The resolution underlines that the EU’s increased ambition on climate change must not lead to “carbon leakage” as global climate efforts will not benefit if EU production is just moved to non-EU countries that have less ambitious emissions rules. Carbon leakage refers to the situation where the reduction of greenhouse gas emissions in developed countries leads to an increase in emissions in developing countries.
According to Qin Yan, Lead Analyst at Refinitiv and Guest Researcher at the Oxford Institute for Energy Studies, the European Parliament's approval means a consensus among political parties to impose carbon tariffs on countries that are not ambitious enough about climate change. However, the negotiations between the Green Party and right-wing forces over the reduction of free allowances also indicate future discussions will be more contentious. Currently, free allowances will probably be further reduced due to the implementation of carbon tariffs, which will support carbon prices in the future. The carbon research team at Refinitiv predicts that European carbon prices will spiral upwards after 2025 due to growing demand for allowances and rising costs of emission reduction, reaching 89 euros per tonne by 2030.
“Phase-out of free allocation of allowances” not in CBAM
The resolution primarily includes three main points:
Firstly, all goods covered by the EU Emissions Trading System (ETS) should be subject to carbon tariffs;
Secondly, the revenues generated from carbon tariffs should be used to boost support for EU climate and energy industry policies;
Thirdly, the mechanism should not be misused as a tool to enhance protectionism.
European Parliament believes that the scope of carbon tariffs should be gradually expanded to carbon-intensive industries such as electricity, steel, and cement. The revenues from tax tariffs can be incorporated into the EU's fiscal income and then redirected towards investments in green economic sectors.
European Parliament stresses that CBAM will be WTO-compatible and won’t trigger protectionism. Bruegel, a think tank in Europe, believes that the ideal approach is to allow countries to discuss the carbon border tariffs within the WTO framework.
There were differing opinions within the European Parliament regarding the inclusion of the “phase-out of free allocation of allowances” during the negotiation. The European People's Party, the largest party in the European Parliament, opposed the inclusion of this provision, while Green Party expressed support. Ultimately, this provision was not included in the resolution, but the provision to "avoid double protection of European industry" was retained.
Yannick Jadot (Greens/EFA, FR) said right-wing parliament members and certain industrial groups disrupted the most ambitious parts of the resolution.
Auction and free allocation have been the two ways through which the EU provides carbon allowances to businesses. The free allocation of allowances is to shield internationally competing industries from carbon leakage.
However, free allowance to the manufacturing industry has been decreasing year by year, from 80% in 2013 to 30% in 2020. Aviation and power sectors have been lobbying the government to avoid reducing free allowance.

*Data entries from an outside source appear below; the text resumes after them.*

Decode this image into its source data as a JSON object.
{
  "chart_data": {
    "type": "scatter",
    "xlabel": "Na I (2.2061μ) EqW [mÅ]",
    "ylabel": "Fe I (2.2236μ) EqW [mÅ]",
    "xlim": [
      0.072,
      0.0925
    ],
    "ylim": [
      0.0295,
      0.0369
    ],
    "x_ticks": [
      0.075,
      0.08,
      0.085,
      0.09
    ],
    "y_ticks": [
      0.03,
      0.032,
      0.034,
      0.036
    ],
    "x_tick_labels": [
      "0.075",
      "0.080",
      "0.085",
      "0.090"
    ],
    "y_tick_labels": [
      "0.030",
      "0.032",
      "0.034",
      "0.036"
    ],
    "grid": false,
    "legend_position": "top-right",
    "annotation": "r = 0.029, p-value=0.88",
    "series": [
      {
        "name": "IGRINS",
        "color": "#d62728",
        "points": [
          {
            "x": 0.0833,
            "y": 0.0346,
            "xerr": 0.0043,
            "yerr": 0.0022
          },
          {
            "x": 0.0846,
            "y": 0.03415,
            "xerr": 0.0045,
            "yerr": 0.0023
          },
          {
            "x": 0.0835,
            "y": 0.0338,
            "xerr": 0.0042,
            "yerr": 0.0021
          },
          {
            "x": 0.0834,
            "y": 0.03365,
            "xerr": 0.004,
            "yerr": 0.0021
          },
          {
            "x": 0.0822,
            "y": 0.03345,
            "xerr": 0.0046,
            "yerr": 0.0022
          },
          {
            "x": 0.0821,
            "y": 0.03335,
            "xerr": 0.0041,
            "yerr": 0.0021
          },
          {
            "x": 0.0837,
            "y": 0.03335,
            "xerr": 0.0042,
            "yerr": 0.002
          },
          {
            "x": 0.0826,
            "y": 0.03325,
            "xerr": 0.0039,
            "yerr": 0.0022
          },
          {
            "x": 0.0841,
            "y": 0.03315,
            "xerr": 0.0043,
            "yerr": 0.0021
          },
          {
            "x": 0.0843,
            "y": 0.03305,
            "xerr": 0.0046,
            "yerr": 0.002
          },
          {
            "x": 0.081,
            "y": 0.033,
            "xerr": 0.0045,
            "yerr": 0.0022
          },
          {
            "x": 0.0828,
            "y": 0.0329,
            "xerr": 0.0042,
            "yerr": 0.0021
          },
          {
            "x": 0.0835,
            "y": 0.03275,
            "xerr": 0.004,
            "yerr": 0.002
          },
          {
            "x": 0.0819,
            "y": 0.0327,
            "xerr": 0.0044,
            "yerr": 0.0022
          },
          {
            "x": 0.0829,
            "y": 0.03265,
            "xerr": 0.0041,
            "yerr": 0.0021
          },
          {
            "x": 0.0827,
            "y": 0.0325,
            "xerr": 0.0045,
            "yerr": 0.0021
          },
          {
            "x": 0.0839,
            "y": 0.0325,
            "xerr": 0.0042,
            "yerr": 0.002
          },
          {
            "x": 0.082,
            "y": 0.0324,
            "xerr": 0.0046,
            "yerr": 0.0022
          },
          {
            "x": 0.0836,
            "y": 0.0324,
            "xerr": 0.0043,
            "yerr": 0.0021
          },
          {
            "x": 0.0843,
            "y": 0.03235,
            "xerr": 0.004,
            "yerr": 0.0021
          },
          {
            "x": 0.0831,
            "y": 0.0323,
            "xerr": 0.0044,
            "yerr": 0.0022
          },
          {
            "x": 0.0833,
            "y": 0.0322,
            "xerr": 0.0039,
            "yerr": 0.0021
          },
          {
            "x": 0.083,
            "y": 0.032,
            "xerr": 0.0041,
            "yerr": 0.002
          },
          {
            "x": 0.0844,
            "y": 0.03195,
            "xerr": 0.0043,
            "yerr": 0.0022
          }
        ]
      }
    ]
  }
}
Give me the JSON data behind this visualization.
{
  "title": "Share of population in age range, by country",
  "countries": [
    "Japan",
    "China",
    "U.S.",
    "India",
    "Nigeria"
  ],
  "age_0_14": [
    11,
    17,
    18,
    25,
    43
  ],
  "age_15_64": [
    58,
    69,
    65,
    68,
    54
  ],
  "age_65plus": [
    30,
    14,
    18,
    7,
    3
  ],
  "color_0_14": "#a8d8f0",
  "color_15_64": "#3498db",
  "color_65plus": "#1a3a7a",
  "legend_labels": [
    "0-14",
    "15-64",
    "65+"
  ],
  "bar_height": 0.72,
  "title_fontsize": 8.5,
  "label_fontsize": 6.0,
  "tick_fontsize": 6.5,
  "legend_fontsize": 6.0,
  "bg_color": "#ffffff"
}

Qin Yan believes that once carbon tariffs are implemented, it means that double subsidies to European industrial enterprises will no longer be possible. The EU would need to reduce the free allowance to industries involved in the European carbon market. However, the inclusion of "avoid double protection for European industry" indicates that further evaluation of the actual carbon cost on European industries is still to be discussed in subsequent negotiations.
Specific Programmes Expected by European Commission in Q2
After the European Parliament approval, the European Commission will formally present specific programs on the carbon border tariff in the second quarter of 2021. The carbon border tariff proposal will be part of the EU's 2030 Climate Target Plan.
Qin Yan believes that the European Parliament’s approval indicates its affirmation and support for the carbon border tariff. "The positions of the Members of Parliament and the various parties are consistent, supporting the carbon border tariff on less climate ambitious countries and ensuring compliance with WTO rules," she said.
"However, it is important to note that although the resolution has been passed, parties within the European Parliament are still greatly divided," Qin Yan said. "The reduction of free allowance received strong opposition from Business Europe as well as support from the People's Party, indicating further efforts needed to bridge the differences within the EU regarding carbon border tariffs."
Qin Yan predicts that the next stage of discussions within the EU will be more intense and contentious, and it is not ruled out that the European Commission may make certain concessions to the industries, such as retaining some subsidies. "However, these are just detailed discussions. The EU's resolution to imposing carbon border tariffs remains unwavering. The highest EU institutions have previously stated that the revenues from carbon tariffs will be one of the financing sources for EU's Recovery and Resilience Facility (RRF). Therefore, efforts will be made to promote the development and implementation of CBAM policy, which will also help consolidate the EU's position as an active leader in climate policies," she said.
The European Parliament states that if this resolution becomes legislation, it will create an incentive for both EU and non-EU industries to decarbonize in line with the Paris Agreement objectives. It may also give impetus to zero-carbon innovation of the pollution-intensive sectors, and facilitate trading between the EU and its partners.